China Mobile Stock Inches Lower After FCC Blocks Entry Into U.S.
Shares in the state-owned telecoms company dipped lower in trading Thursday, though the ban was no surprise amid the U.S. campaign to limit the role of Chinese telecommunications firms.
The stock of China Mobile Ltd. (NYSE: CHL) was trading at $46.49 per share Thursday afternoon in New York, down 7 cents, on news that its bid for taking a share of the U.S. telecom market has been blocked.
The Federal Communications Commission voted unanimously today to deny the state-owned China Mobile its bid to provide interconnection services for phone calls between the United States and other countries.
The company first applied for U.S. approval as far back as 2011.
Today's decision by the FCC came after last month its chairman, Ajit Pai, explicitly opposed China Mobile's entrance on the market, saying its application "raises substantial and serious national security and law enforcement risks."

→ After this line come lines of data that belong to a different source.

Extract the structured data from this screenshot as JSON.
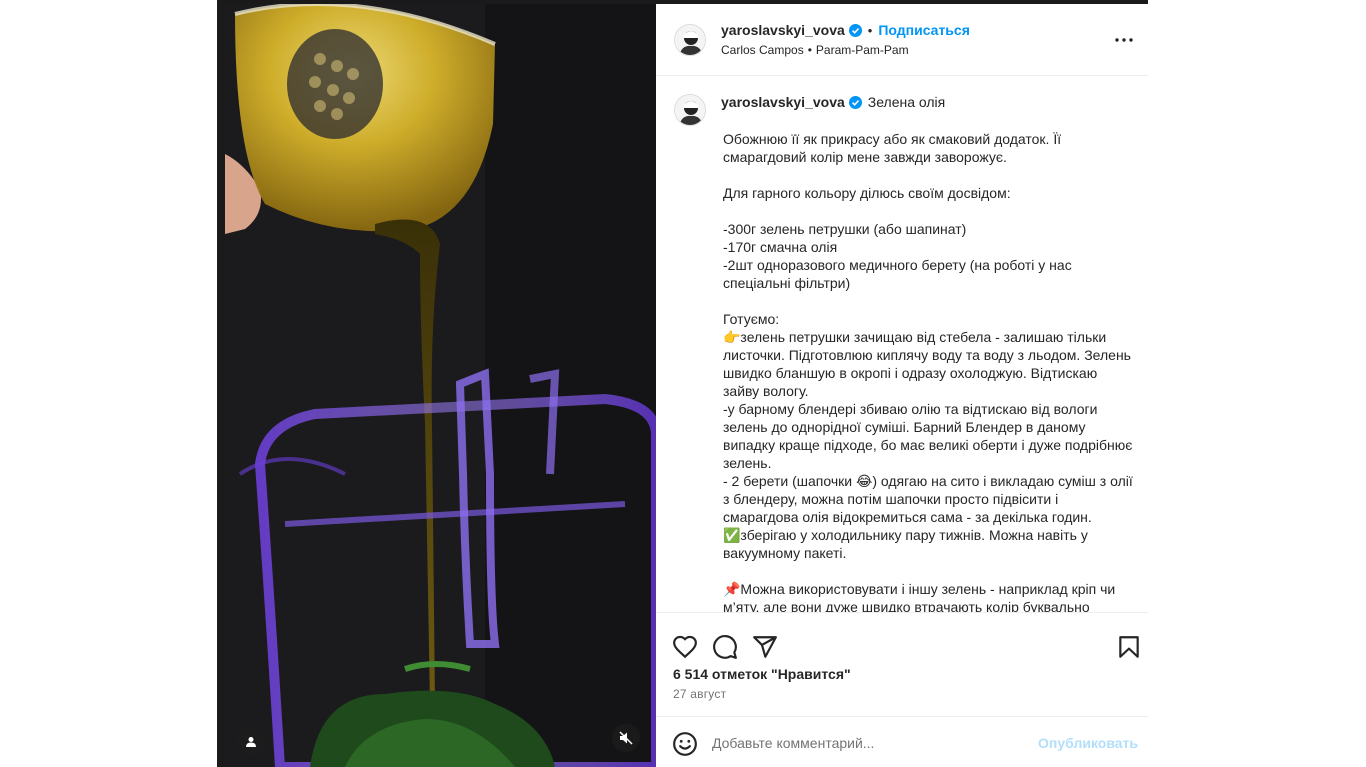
{
  "post": {
    "author": "yaroslavskyi_vova",
    "follow_label": "Подписаться",
    "separator": "•",
    "music_artist": "Carlos Campos",
    "music_track": "Param-Pam-Pam",
    "more_icon": "more-horizontal-icon"
  },
  "caption": {
    "author": "yaroslavskyi_vova",
    "title": "Зелена олія",
    "body": "Обожнюю її як прикрасу або як смаковий додаток. Її смарагдовий колір мене завжди заворожує.\n\nДля гарного кольору ділюсь своїм досвідом:\n\n-300г зелень петрушки (або шапинат)\n-170г смачна олія\n-2шт одноразового медичного берету (на роботі у нас спеціальні фільтри)\n\nГотуємо:\n👉зелень петрушки зачищаю від стебела - залишаю тільки листочки. Підготовлюю киплячу воду та воду з льодом. Зелень швидко бланшую в окропі і одразу охолоджую. Відтискаю зайву вологу.\n-у барному блендері збиваю олію та відтискаю від вологи зелень до однорідної суміші. Барний Блендер в даному випадку краще підходе, бо має великі оберти і дуже подрібнює зелень.\n- 2 берети (шапочки 😂) одягаю на сито і викладаю суміш з олії з блендеру, можна потім шапочки просто підвісити і смарагдова олія відокремиться сама - за декілька годин.\n✅зберігаю у холодильнику пару тижнів. Можна навіть у вакуумному пакеті.\n\n📌Можна використовувати і іншу зелень - наприклад кріп чи м’яту, але вони дуже швидко втрачають колір буквально"
  },
  "actions": {
    "like_icon": "heart-icon",
    "comment_icon": "comment-icon",
    "share_icon": "send-icon",
    "save_icon": "bookmark-icon"
  },
  "likes_text": "6 514 отметок \"Нравится\"",
  "date_text": "27 август",
  "comment": {
    "placeholder": "Добавьте комментарий...",
    "publish_label": "Опубликовать",
    "emoji_icon": "emoji-icon"
  },
  "media": {
    "tag_icon": "user-tag-icon",
    "mute_icon": "muted-speaker-icon"
  },
  "colors": {
    "accent": "#0095f6",
    "publish_disabled": "#b2dffc",
    "muted_text": "#737373"
  }
}
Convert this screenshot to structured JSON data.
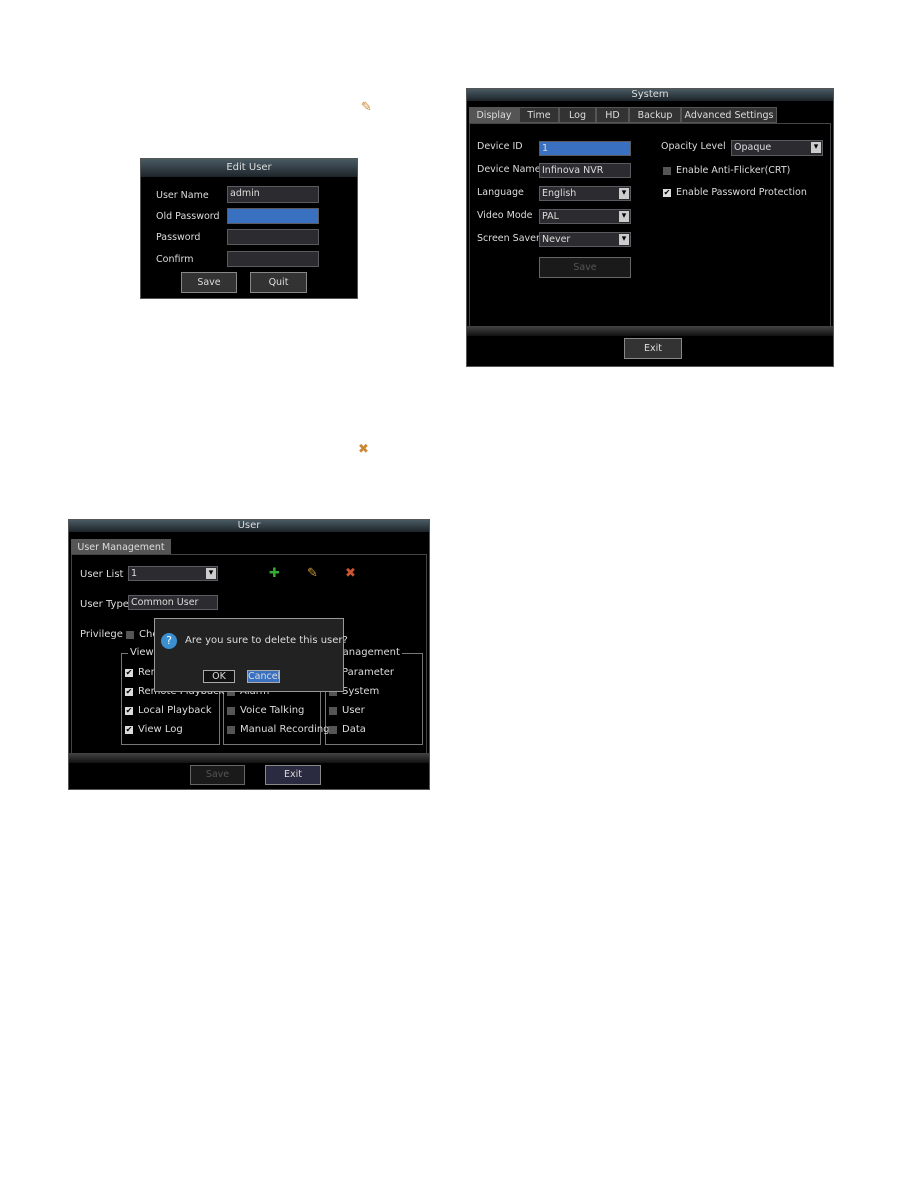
{
  "icons": {
    "edit_user": "user-edit-icon",
    "delete_user": "user-delete-icon",
    "add_user": "user-add-icon",
    "question": "question-icon"
  },
  "edit_user": {
    "title": "Edit User",
    "fields": [
      {
        "label": "User Name",
        "value": "admin"
      },
      {
        "label": "Old Password",
        "value": ""
      },
      {
        "label": "Password",
        "value": ""
      },
      {
        "label": "Confirm",
        "value": ""
      }
    ],
    "save": "Save",
    "quit": "Quit"
  },
  "system": {
    "title": "System",
    "tabs": [
      "Display",
      "Time",
      "Log",
      "HD",
      "Backup",
      "Advanced Settings"
    ],
    "fields": [
      {
        "label": "Device ID",
        "value": "1"
      },
      {
        "label": "Device Name",
        "value": "Infinova NVR"
      },
      {
        "label": "Language",
        "value": "English"
      },
      {
        "label": "Video Mode",
        "value": "PAL"
      },
      {
        "label": "Screen Saver",
        "value": "Never"
      }
    ],
    "save": "Save",
    "opacity_label": "Opacity Level",
    "opacity_value": "Opaque",
    "anti_flicker": "Enable Anti-Flicker(CRT)",
    "anti_flicker_checked": false,
    "password_protection": "Enable Password Protection",
    "password_protection_checked": true,
    "exit": "Exit"
  },
  "user": {
    "title": "User",
    "tab": "User Management",
    "user_list_label": "User List",
    "user_list_value": "1",
    "user_type_label": "User Type",
    "user_type_value": "Common User",
    "privilege_label": "Privilege",
    "privilege_check": "Che",
    "view_group": "View",
    "view_items": [
      "Rem",
      "Remote Playback",
      "Local Playback",
      "View Log"
    ],
    "mid_items": [
      "",
      "Alarm",
      "Voice Talking",
      "Manual Recording"
    ],
    "mgmt_group": "Management",
    "mgmt_items": [
      "Parameter",
      "System",
      "User",
      "Data"
    ],
    "dialog_text": "Are you sure to delete this user?",
    "ok": "OK",
    "cancel": "Cancel",
    "save": "Save",
    "exit": "Exit"
  }
}
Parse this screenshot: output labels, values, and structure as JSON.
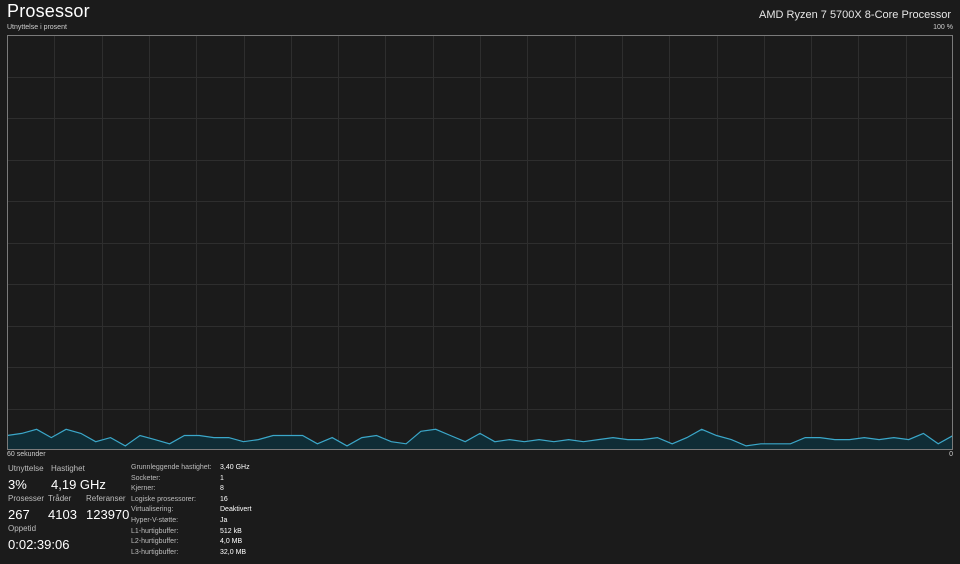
{
  "header": {
    "title": "Prosessor",
    "cpu_name": "AMD Ryzen 7 5700X 8-Core Processor"
  },
  "graph": {
    "y_label": "Utnyttelse i prosent",
    "y_max_label": "100 %",
    "x_label": "60 sekunder",
    "x_min_label": "0",
    "line_color": "#3ba7c9",
    "fill_color": "#0f2d36",
    "grid_color": "#2e2e2e"
  },
  "stats": {
    "utilization": {
      "label": "Utnyttelse",
      "value": "3%"
    },
    "speed": {
      "label": "Hastighet",
      "value": "4,19 GHz"
    },
    "processes": {
      "label": "Prosesser",
      "value": "267"
    },
    "threads": {
      "label": "Tråder",
      "value": "4103"
    },
    "handles": {
      "label": "Referanser",
      "value": "123970"
    },
    "uptime": {
      "label": "Oppetid",
      "value": "0:02:39:06"
    }
  },
  "specs": [
    {
      "key": "Grunnleggende hastighet:",
      "value": "3,40 GHz"
    },
    {
      "key": "Socketer:",
      "value": "1"
    },
    {
      "key": "Kjerner:",
      "value": "8"
    },
    {
      "key": "Logiske prosessorer:",
      "value": "16"
    },
    {
      "key": "Virtualisering:",
      "value": "Deaktivert"
    },
    {
      "key": "Hyper-V-støtte:",
      "value": "Ja"
    },
    {
      "key": "L1-hurtigbuffer:",
      "value": "512 kB"
    },
    {
      "key": "L2-hurtigbuffer:",
      "value": "4,0 MB"
    },
    {
      "key": "L3-hurtigbuffer:",
      "value": "32,0 MB"
    }
  ],
  "chart_data": {
    "type": "area",
    "ylim": [
      0,
      100
    ],
    "values": [
      3.5,
      4,
      5,
      3,
      5,
      4,
      2,
      3,
      1,
      3.5,
      2.5,
      1.5,
      3.5,
      3.5,
      3,
      3,
      2,
      2.5,
      3.5,
      3.5,
      3.5,
      1.5,
      3,
      1,
      3,
      3.5,
      2,
      1.5,
      4.5,
      5,
      3.5,
      2,
      4,
      2,
      2.5,
      2,
      2.5,
      2,
      2.5,
      2,
      2.5,
      3,
      2.5,
      2.5,
      3,
      1.5,
      3,
      5,
      3.5,
      2.5,
      1,
      1.5,
      1.5,
      1.5,
      3,
      3,
      2.5,
      2.5,
      3,
      2.5,
      3,
      2.5,
      4,
      1.5,
      3.5
    ]
  }
}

The commission is also reviewing similar approvals held by two other Chinese telecom firms. FCC Commissioner Brendan Carr said the United States should also take "additional action" and investigate whether to revoke similar prior approvals for other Chinese-owned carriers, including China Unicom and China Telecom Corp., to operate in the United States.
The FCC cited reports that "China Telecom has been hijacking U.S. traffic and redirecting it through China," Carr noted.
The vote came amid a broader U.S. campaign to limit the role of Chinese telecommunications firms in the build-out of 5G networks as Western governments grapple with the national security implications of moving to 5G, which promises to be at least 100 times faster than the current 4G networks.